Мы остановились там, где у основания храма, или чем бы там ни было это сооружение, топорщились рваные края глубоких ран, проделанных мощными источниками, чьи потоки с шумом скрывались в недрах. Из одного клубами валили густые вонючие испарения, из другого доносились какие-то стоны, бульканье, аханье. Средний грот, самый широкий, хранил молчание и оттого казался даже более жутким, чем соседние.
«Это он», – донесся до меня, словно издалека, сигнал амулета. Надо полагать, он служил руководством к действию.
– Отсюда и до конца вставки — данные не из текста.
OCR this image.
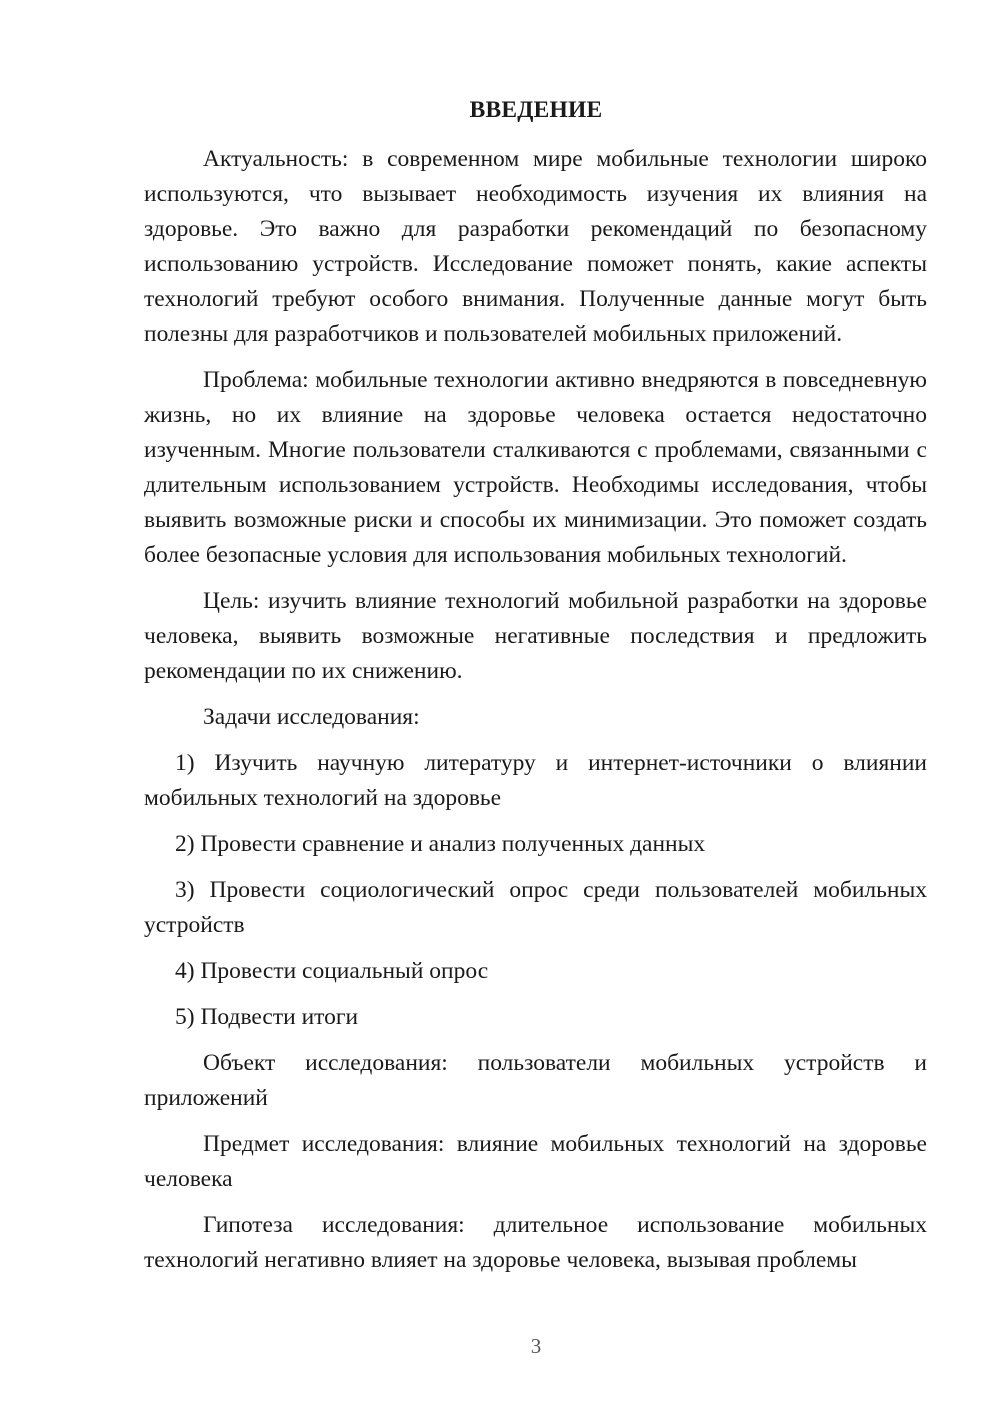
ВВЕДЕНИЕ

Актуальность: в современном мире мобильные технологии широко используются, что вызывает необходимость изучения их влияния на здоровье. Это важно для разработки рекомендаций по безопасному использованию устройств. Исследование поможет понять, какие аспекты технологий требуют особого внимания. Полученные данные могут быть полезны для разработчиков и пользователей мобильных приложений.

Проблема: мобильные технологии активно внедряются в повседневную жизнь, но их влияние на здоровье человека остается недостаточно изученным. Многие пользователи сталкиваются с проблемами, связанными с длительным использованием устройств. Необходимы исследования, чтобы выявить возможные риски и способы их минимизации. Это поможет создать более безопасные условия для использования мобильных технологий.

Цель: изучить влияние технологий мобильной разработки на здоровье человека, выявить возможные негативные последствия и предложить рекомендации по их снижению.

Задачи исследования:

1) Изучить научную литературу и интернет-источники о влиянии мобильных технологий на здоровье

2) Провести сравнение и анализ полученных данных

3) Провести социологический опрос среди пользователей мобильных устройств

4) Провести социальный опрос

5) Подвести итоги

Объект исследования: пользователи мобильных устройств и приложений

Предмет исследования: влияние мобильных технологий на здоровье человека

Гипотеза исследования: длительное использование мобильных технологий негативно влияет на здоровье человека, вызывая проблемы

3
Я медленно прошелся по холодному и шершавому фундаменту строения, легко касаясь пальцами изъеденных ветром и временем столпов, вросших вершинами в небо. Вспомнились картинки из первого школьного учебника древней истории. Греция, Рим, Акрополь, Колизей. Всколыхнулось внутри что-то, похожее на грусть. Из всего многообразия архитектурных форм колонны привлекали меня больше всего, вызывая стойкие ассоциации с вечностью, временем и хрупкостью всего, за что мы цепляемся, лелеем, к чему привязываемся. Возможно, зодчий этого памятника обладал сходным мироощущением и оставил эти колонны как каменный символ тленности сущего, напоминающий тем, кто здесь оказался, о неизменном и неумолимом финале. Чтобы предстоящая дорога в преисподнюю не казалась им столь зловещей, как раньше.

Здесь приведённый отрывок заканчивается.